Well, day two of my crazy, wild, stubborn, perhaps idiotic quest for happy. But hey, I know myself enough to know I’m an all or nothing kinda gal. I need to do drastic things to get anywhere. So I am 🙂
Food and exercise make a big difference when it comes to depression. So I’m eating very healthy and very low fat right now. Because feeling fabulous is also being at a healthy weight. But, at 6am when I was jogging all I could think of was beating the s#!t out of this depression, not my waistline. Studies have shown that exercise is just as beneficial as drugs when it comes to depression. So I ran. I think I ran…I was still half asleep. Remind me to take my puffer tomorrow k? That was a bit scary.

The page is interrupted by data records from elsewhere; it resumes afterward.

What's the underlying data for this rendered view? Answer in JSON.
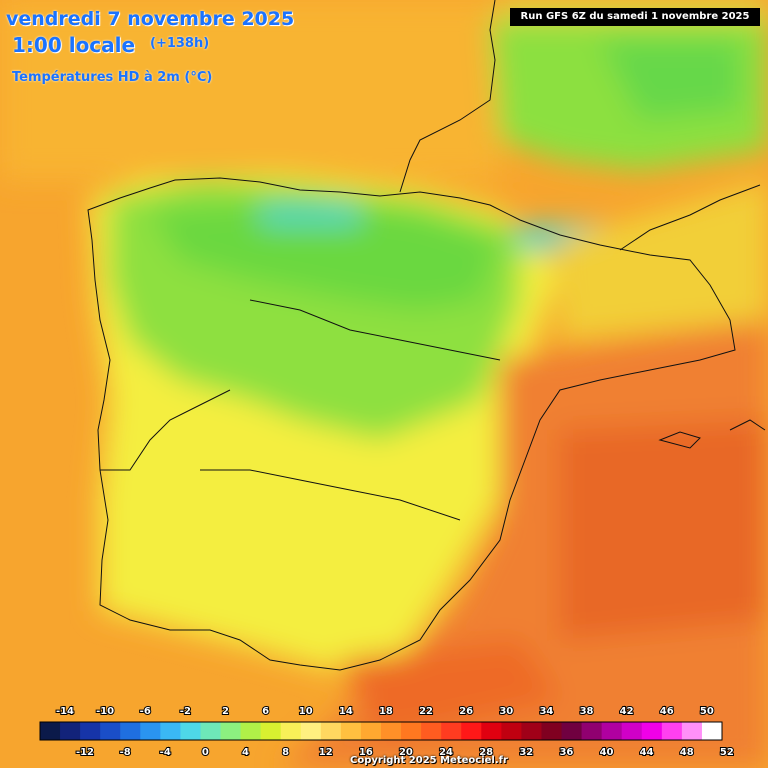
{
  "header": {
    "date": "vendredi 7 novembre 2025",
    "time": "1:00 locale",
    "offset": "(+138h)",
    "parameter": "Températures HD à 2m (°C)",
    "run": "Run GFS 6Z du samedi 1 novembre 2025"
  },
  "footer": {
    "copyright": "Copyright 2025 Meteociel.fr"
  },
  "legend": {
    "top_labels": [
      "-14",
      "-10",
      "-6",
      "-2",
      "2",
      "6",
      "10",
      "14",
      "18",
      "22",
      "26",
      "30",
      "34",
      "38",
      "42",
      "46",
      "50"
    ],
    "bottom_labels": [
      "-12",
      "-8",
      "-4",
      "0",
      "4",
      "8",
      "12",
      "16",
      "20",
      "24",
      "28",
      "32",
      "36",
      "40",
      "44",
      "48",
      "52"
    ],
    "colors": [
      "#0b1a4a",
      "#12237a",
      "#1634a8",
      "#1a4ec8",
      "#1f6fe0",
      "#2a94f0",
      "#3ab8f5",
      "#4ed8e8",
      "#6ee8b8",
      "#8cf080",
      "#b0f048",
      "#d8f030",
      "#f8f058",
      "#fff080",
      "#ffd860",
      "#ffc040",
      "#ffa830",
      "#ff9028",
      "#ff7820",
      "#ff5c20",
      "#ff3c20",
      "#ff1818",
      "#e00010",
      "#c00010",
      "#a00018",
      "#800020",
      "#700040",
      "#900070",
      "#b000a0",
      "#d000c8",
      "#f000e8",
      "#ff40f0",
      "#ff90f8",
      "#ffffff"
    ]
  },
  "map_region": "Péninsule Ibérique"
}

I’m exhausted though, but it’ll get better. I’m feeling like fighting. I have this stubborness that’s coming through. I just don’t wanna be depressed anymore.
Talking to my dear friend Nancy the other night made me realize that it really is just plain old depression that hinders me. I’m a VERY energetic person, I’m a fighter, I’m social, I like being busy. That’s the real me…but depression makes me tired, unmotivated, antisocial, lazy…etc. Not being vain, but I’ve realized I’m a good person, perhaps from people grinding it into my head, perhaps I actually like who I am. I have big ideas and big dreams. I’m tired of the depression stopping me. So I guess I’mma stop it.

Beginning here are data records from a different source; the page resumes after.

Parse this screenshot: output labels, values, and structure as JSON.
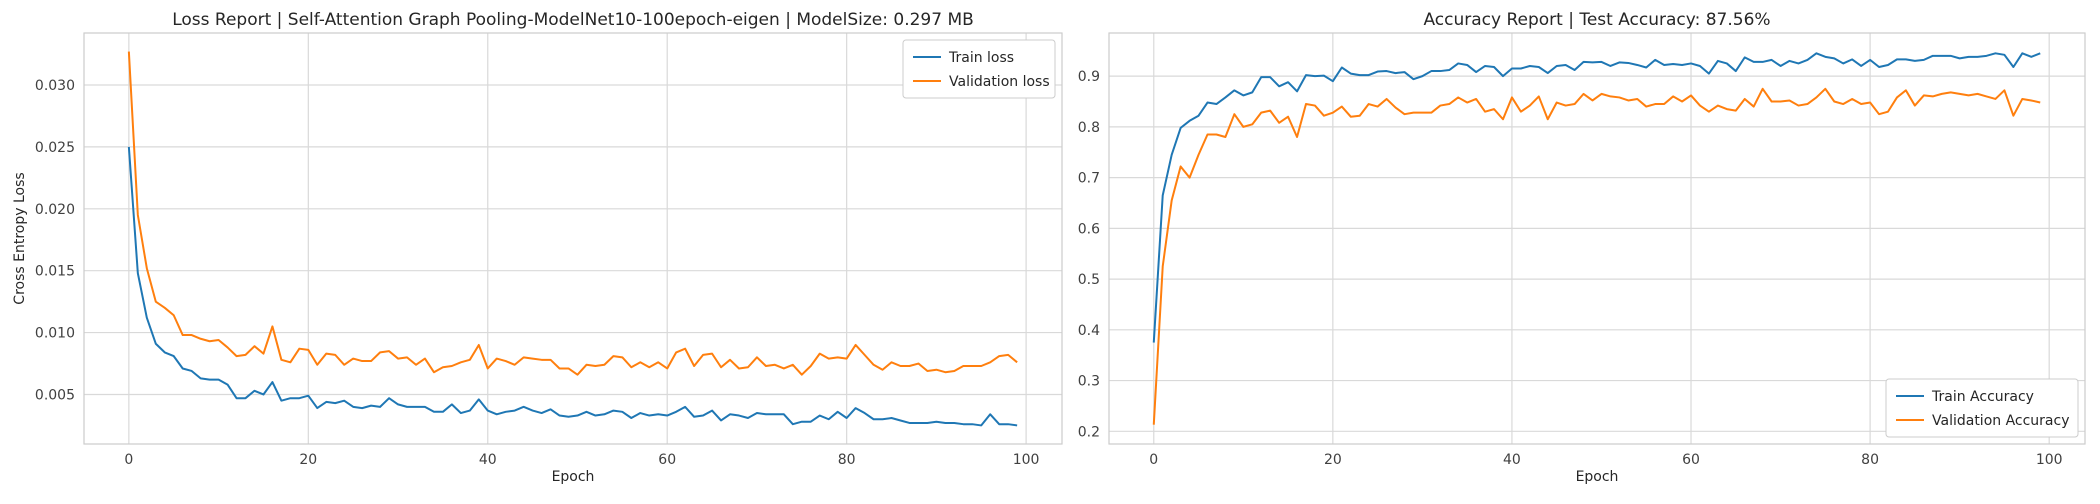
{
  "chart_data": [
    {
      "type": "line",
      "title": "Loss Report | Self-Attention Graph Pooling-ModelNet10-100epoch-eigen | ModelSize: 0.297 MB",
      "xlabel": "Epoch",
      "ylabel": "Cross Entropy Loss",
      "xlim": [
        -5,
        104
      ],
      "ylim": [
        0.001,
        0.0342
      ],
      "xticks": [
        0,
        20,
        40,
        60,
        80,
        100
      ],
      "xtick_labels": [
        "0",
        "20",
        "40",
        "60",
        "80",
        "100"
      ],
      "yticks": [
        0.005,
        0.01,
        0.015,
        0.02,
        0.025,
        0.03
      ],
      "ytick_labels": [
        "0.005",
        "0.010",
        "0.015",
        "0.020",
        "0.025",
        "0.030"
      ],
      "grid": true,
      "legend_position": "top-right",
      "series": [
        {
          "name": "Train loss",
          "color": "#1f77b4",
          "values": [
            0.025,
            0.0148,
            0.0112,
            0.0091,
            0.0084,
            0.0081,
            0.0071,
            0.0069,
            0.0063,
            0.0062,
            0.0062,
            0.0058,
            0.0047,
            0.0047,
            0.0053,
            0.005,
            0.006,
            0.0045,
            0.0047,
            0.0047,
            0.0049,
            0.0039,
            0.0044,
            0.0043,
            0.0045,
            0.004,
            0.0039,
            0.0041,
            0.004,
            0.0047,
            0.0042,
            0.004,
            0.004,
            0.004,
            0.0036,
            0.0036,
            0.0042,
            0.0035,
            0.0037,
            0.0046,
            0.0037,
            0.0034,
            0.0036,
            0.0037,
            0.004,
            0.0037,
            0.0035,
            0.0038,
            0.0033,
            0.0032,
            0.0033,
            0.0036,
            0.0033,
            0.0034,
            0.0037,
            0.0036,
            0.0031,
            0.0035,
            0.0033,
            0.0034,
            0.0033,
            0.0036,
            0.004,
            0.0032,
            0.0033,
            0.0037,
            0.0029,
            0.0034,
            0.0033,
            0.0031,
            0.0035,
            0.0034,
            0.0034,
            0.0034,
            0.0026,
            0.0028,
            0.0028,
            0.0033,
            0.003,
            0.0036,
            0.0031,
            0.0039,
            0.0035,
            0.003,
            0.003,
            0.0031,
            0.0029,
            0.0027,
            0.0027,
            0.0027,
            0.0028,
            0.0027,
            0.0027,
            0.0026,
            0.0026,
            0.0025,
            0.0034,
            0.0026,
            0.0026,
            0.0025
          ]
        },
        {
          "name": "Validation loss",
          "color": "#ff7f0e",
          "values": [
            0.0327,
            0.0195,
            0.0152,
            0.0125,
            0.012,
            0.0114,
            0.0098,
            0.0098,
            0.0095,
            0.0093,
            0.0094,
            0.0088,
            0.0081,
            0.0082,
            0.0089,
            0.0083,
            0.0105,
            0.0078,
            0.0076,
            0.0087,
            0.0086,
            0.0074,
            0.0083,
            0.0082,
            0.0074,
            0.0079,
            0.0077,
            0.0077,
            0.0084,
            0.0085,
            0.0079,
            0.008,
            0.0074,
            0.0079,
            0.0068,
            0.0072,
            0.0073,
            0.0076,
            0.0078,
            0.009,
            0.0071,
            0.0079,
            0.0077,
            0.0074,
            0.008,
            0.0079,
            0.0078,
            0.0078,
            0.0071,
            0.0071,
            0.0066,
            0.0074,
            0.0073,
            0.0074,
            0.0081,
            0.008,
            0.0072,
            0.0076,
            0.0072,
            0.0076,
            0.0071,
            0.0084,
            0.0087,
            0.0073,
            0.0082,
            0.0083,
            0.0072,
            0.0078,
            0.0071,
            0.0072,
            0.008,
            0.0073,
            0.0074,
            0.0071,
            0.0074,
            0.0066,
            0.0073,
            0.0083,
            0.0079,
            0.008,
            0.0079,
            0.009,
            0.0082,
            0.0074,
            0.007,
            0.0076,
            0.0073,
            0.0073,
            0.0075,
            0.0069,
            0.007,
            0.0068,
            0.0069,
            0.0073,
            0.0073,
            0.0073,
            0.0076,
            0.0081,
            0.0082,
            0.0076
          ]
        }
      ]
    },
    {
      "type": "line",
      "title": "Accuracy Report | Test Accuracy: 87.56%",
      "xlabel": "Epoch",
      "ylabel": "",
      "xlim": [
        -5,
        104
      ],
      "ylim": [
        0.175,
        0.985
      ],
      "xticks": [
        0,
        20,
        40,
        60,
        80,
        100
      ],
      "xtick_labels": [
        "0",
        "20",
        "40",
        "60",
        "80",
        "100"
      ],
      "yticks": [
        0.2,
        0.3,
        0.4,
        0.5,
        0.6,
        0.7,
        0.8,
        0.9
      ],
      "ytick_labels": [
        "0.2",
        "0.3",
        "0.4",
        "0.5",
        "0.6",
        "0.7",
        "0.8",
        "0.9"
      ],
      "grid": true,
      "legend_position": "bottom-right",
      "series": [
        {
          "name": "Train Accuracy",
          "color": "#1f77b4",
          "values": [
            0.375,
            0.665,
            0.745,
            0.798,
            0.812,
            0.822,
            0.848,
            0.845,
            0.858,
            0.872,
            0.862,
            0.868,
            0.898,
            0.898,
            0.88,
            0.888,
            0.87,
            0.902,
            0.9,
            0.901,
            0.89,
            0.917,
            0.905,
            0.902,
            0.902,
            0.909,
            0.91,
            0.906,
            0.908,
            0.894,
            0.9,
            0.91,
            0.91,
            0.912,
            0.925,
            0.922,
            0.908,
            0.92,
            0.918,
            0.9,
            0.915,
            0.915,
            0.92,
            0.918,
            0.906,
            0.92,
            0.922,
            0.912,
            0.928,
            0.927,
            0.928,
            0.92,
            0.927,
            0.926,
            0.922,
            0.917,
            0.932,
            0.922,
            0.924,
            0.922,
            0.925,
            0.92,
            0.905,
            0.93,
            0.925,
            0.91,
            0.937,
            0.928,
            0.928,
            0.932,
            0.92,
            0.93,
            0.925,
            0.932,
            0.945,
            0.938,
            0.935,
            0.925,
            0.933,
            0.92,
            0.932,
            0.918,
            0.922,
            0.933,
            0.933,
            0.93,
            0.932,
            0.94,
            0.94,
            0.94,
            0.935,
            0.938,
            0.938,
            0.94,
            0.945,
            0.942,
            0.918,
            0.945,
            0.938,
            0.945
          ]
        },
        {
          "name": "Validation Accuracy",
          "color": "#ff7f0e",
          "values": [
            0.213,
            0.525,
            0.655,
            0.722,
            0.7,
            0.745,
            0.785,
            0.785,
            0.78,
            0.825,
            0.8,
            0.805,
            0.828,
            0.832,
            0.808,
            0.82,
            0.78,
            0.845,
            0.842,
            0.822,
            0.828,
            0.84,
            0.82,
            0.822,
            0.845,
            0.84,
            0.855,
            0.838,
            0.825,
            0.828,
            0.828,
            0.828,
            0.842,
            0.845,
            0.858,
            0.848,
            0.855,
            0.83,
            0.835,
            0.815,
            0.858,
            0.83,
            0.842,
            0.86,
            0.815,
            0.848,
            0.842,
            0.845,
            0.865,
            0.852,
            0.865,
            0.86,
            0.858,
            0.852,
            0.855,
            0.84,
            0.845,
            0.845,
            0.86,
            0.85,
            0.862,
            0.842,
            0.83,
            0.842,
            0.835,
            0.832,
            0.855,
            0.84,
            0.875,
            0.85,
            0.85,
            0.852,
            0.842,
            0.845,
            0.858,
            0.875,
            0.85,
            0.845,
            0.855,
            0.845,
            0.848,
            0.825,
            0.83,
            0.858,
            0.872,
            0.842,
            0.862,
            0.86,
            0.865,
            0.868,
            0.865,
            0.862,
            0.865,
            0.86,
            0.855,
            0.872,
            0.822,
            0.855,
            0.852,
            0.848
          ]
        }
      ]
    }
  ]
}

I don’t want to be 40 and just finding myself. I want to feel like I’ve lead a full life, I don’t wanna spend it sitting on my arse and hating myself. Ugh…so horrible.

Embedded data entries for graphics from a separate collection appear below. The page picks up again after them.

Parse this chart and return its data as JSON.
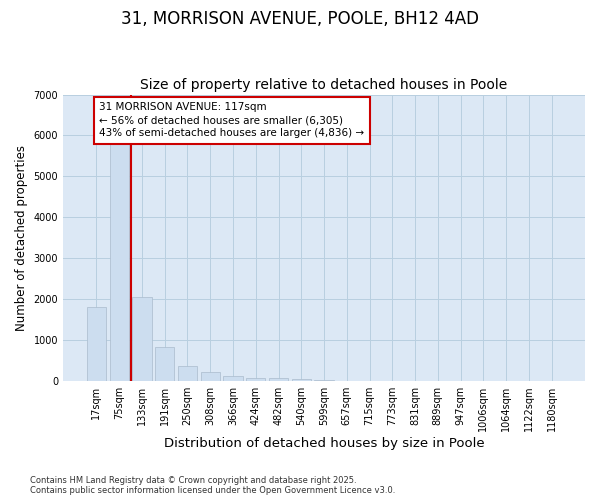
{
  "title_line1": "31, MORRISON AVENUE, POOLE, BH12 4AD",
  "title_line2": "Size of property relative to detached houses in Poole",
  "xlabel": "Distribution of detached houses by size in Poole",
  "ylabel": "Number of detached properties",
  "categories": [
    "17sqm",
    "75sqm",
    "133sqm",
    "191sqm",
    "250sqm",
    "308sqm",
    "366sqm",
    "424sqm",
    "482sqm",
    "540sqm",
    "599sqm",
    "657sqm",
    "715sqm",
    "773sqm",
    "831sqm",
    "889sqm",
    "947sqm",
    "1006sqm",
    "1064sqm",
    "1122sqm",
    "1180sqm"
  ],
  "values": [
    1800,
    5800,
    2050,
    840,
    370,
    220,
    120,
    80,
    70,
    60,
    20,
    10,
    5,
    2,
    1,
    0,
    0,
    0,
    0,
    0,
    0
  ],
  "bar_color": "#ccddef",
  "bar_edgecolor": "#aabbcc",
  "vline_color": "#cc0000",
  "vline_x": 1.5,
  "annotation_text": "31 MORRISON AVENUE: 117sqm\n← 56% of detached houses are smaller (6,305)\n43% of semi-detached houses are larger (4,836) →",
  "annotation_box_edgecolor": "#cc0000",
  "annotation_facecolor": "white",
  "ylim": [
    0,
    7000
  ],
  "yticks": [
    0,
    1000,
    2000,
    3000,
    4000,
    5000,
    6000,
    7000
  ],
  "grid_color": "#b8cfe0",
  "bg_color": "#dce8f5",
  "footnote": "Contains HM Land Registry data © Crown copyright and database right 2025.\nContains public sector information licensed under the Open Government Licence v3.0.",
  "title_fontsize": 12,
  "subtitle_fontsize": 10,
  "xlabel_fontsize": 9.5,
  "ylabel_fontsize": 8.5,
  "tick_fontsize": 7,
  "annot_fontsize": 7.5,
  "footnote_fontsize": 6
}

So anyway, I’m enjoying my little diet thingy I’m on. I like eating this way. I’ve had lots of beans a rice. Big bowls of fruit and yogurt and flax for breakfast, hard boiled eggs as snacks. I just made a BIG pot of vegetarian chili. I’m not missing sweets or junkfood or alcohol (yet ha ha). I’m just SO looking forward to feeling better. I’m REALLY looking forward to feeling fabulous on my birthday. I need it. I’m gunna buy a few new outfits and have a wild and crazy weekend in the city with my husband. It’s going to be great fun. I’m stoked.
Anyway, there’s some verbal vomit for yas. Have a nice day!